Friday 15 August 2014

Quindell - New Technical Analysis

Quindell is a stock that I have a bit of an obsession with. The main reason behind this is that (regardless of having a long position in the stock) Quindell is in a war zone currently between bulls and bears. This stock is so exciting at the moment that I'm seriously considering writing some "cliterature" on the subject.


Now, the subject for today is technical analysis on the stock and how I've had to change my tune in regards to how I look at Quindell. I was the individual who used to post weekly technical analysis updates for Quindell on LSE and anyone who ever saw one of these would know that I used to look at the following indicators: MACD, KDJ, CCI, RSI and volume based candlestick movements.

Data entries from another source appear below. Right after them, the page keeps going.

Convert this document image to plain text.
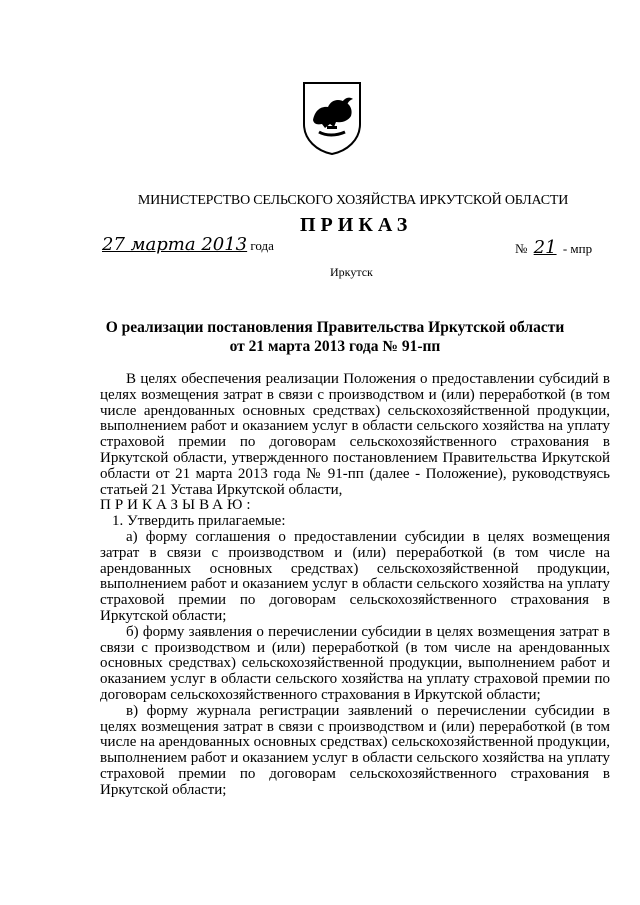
МИНИСТЕРСТВО СЕЛЬСКОГО ХОЗЯЙСТВА ИРКУТСКОЙ ОБЛАСТИ
ПРИКАЗ
27 марта 2013 года	№ 21 - мпр
Иркутск
О реализации постановления Правительства Иркутской области от 21 марта 2013 года № 91-пп

В целях обеспечения реализации Положения о предоставлении субсидий в целях возмещения затрат в связи с производством и (или) переработкой (в том числе арендованных основных средствах) сельскохозяйственной продукции, выполнением работ и оказанием услуг в области сельского хозяйства на уплату страховой премии по договорам сельскохозяйственного страхования в Иркутской области, утвержденного постановлением Правительства Иркутской области от 21 марта 2013 года № 91-пп (далее - Положение), руководствуясь статьей 21 Устава Иркутской области,

ПРИКАЗЫВАЮ:

1. Утвердить прилагаемые:

а) форму соглашения о предоставлении субсидии в целях возмещения затрат в связи с производством и (или) переработкой (в том числе на арендованных основных средствах) сельскохозяйственной продукции, выполнением работ и оказанием услуг в области сельского хозяйства на уплату страховой премии по договорам сельскохозяйственного страхования в Иркутской области;

б) форму заявления о перечислении субсидии в целях возмещения затрат в связи с производством и (или) переработкой (в том числе на арендованных основных средствах) сельскохозяйственной продукции, выполнением работ и оказанием услуг в области сельского хозяйства на уплату страховой премии по договорам сельскохозяйственного страхования в Иркутской области;

в) форму журнала регистрации заявлений о перечислении субсидии в целях возмещения затрат в связи с производством и (или) переработкой (в том числе на арендованных основных средствах) сельскохозяйственной продукции, выполнением работ и оказанием услуг в области сельского хозяйства на уплату страховой премии по договорам сельскохозяйственного страхования в Иркутской области;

Many people are now under the impression that technical analysis on the stock is useless, but actually it can still yield useful results, but you have to change how you assess the underlying ground on which the company has been shunted onto:


1. Standard indicators (MACD, CCI, KDJ, etc):

These indicators still seem to be useful if you're trading intra-daily, but otherwise they don't provide the same level of insight that they once used to. There are two reason for this, the first one is that they require a decent level of daily volume in order to be accurate and in the summer volume tends to fall across the board, reducing the accuracy of these indicators on all time frames. The second point is that these indicators have a tendency to become useless when the bid and ask become loaded by shorting influence.


2. Charting:


This is where I believe we can still usefully use technical analysis. Resistance and support levels combined with volume based analysis (my next point) are excellent ways in which we can still try to predict the future using technical analysis.


Let's take Quindell at the moment as an example:


200p throughout the latter half of July was the old support line, with 220p being the main resistance at that point. Currently, we have a major support line at 140p and a minor support line at 160p with the next line of resistance to break being at 180p and from there it will be a pretty quick run up again towards 200p, due to very low volume resistance lines between 180p and 200p


3. Volume:


Volume is a particularly useful thing to watch, because it helps to guide us towards what impact  events have on the underlying sentiment of Quindell. Also, without it we end up in a sticky situation whereby trading slows on tightening spreads (primary traders tighten things up to create volume) and if (like I do) you believe that the short interest in the company is systematically loading up the sell side of the book on occasion, this can cause very fast movements towards to downside.


Further to discussing the merits of looking at the volume, over very positive indicator that can be seen is by analysing the price movements of the following dates: April 22nd, June 11th and August 6th.


When you do this you'll notice that these three days are high volume days but more than this were all days on which a major price fall was seen. Now, obviously high volume doesn't always correlate with a price fall and vice versa, however we can use these three dates as a technical example of changing sentiment:


The important date to look at is August 6th, which was the day Quindell told us that July was a cash positive month. People at their screens on that day will know that the range was huge and that the share price hit 138p prior to closing for the day at 168p. This is known as a positive technical movement and illustrates a "technical change" in volume traded sentiment.


I'm going to conclude this post early rather than let it run on into my personal diatribe on all of the reasons to be bullish on Quindell, but I think that what we can see is that although the ground on which we can apply technical analysis has changed regarding Quindell, we can still find value within it.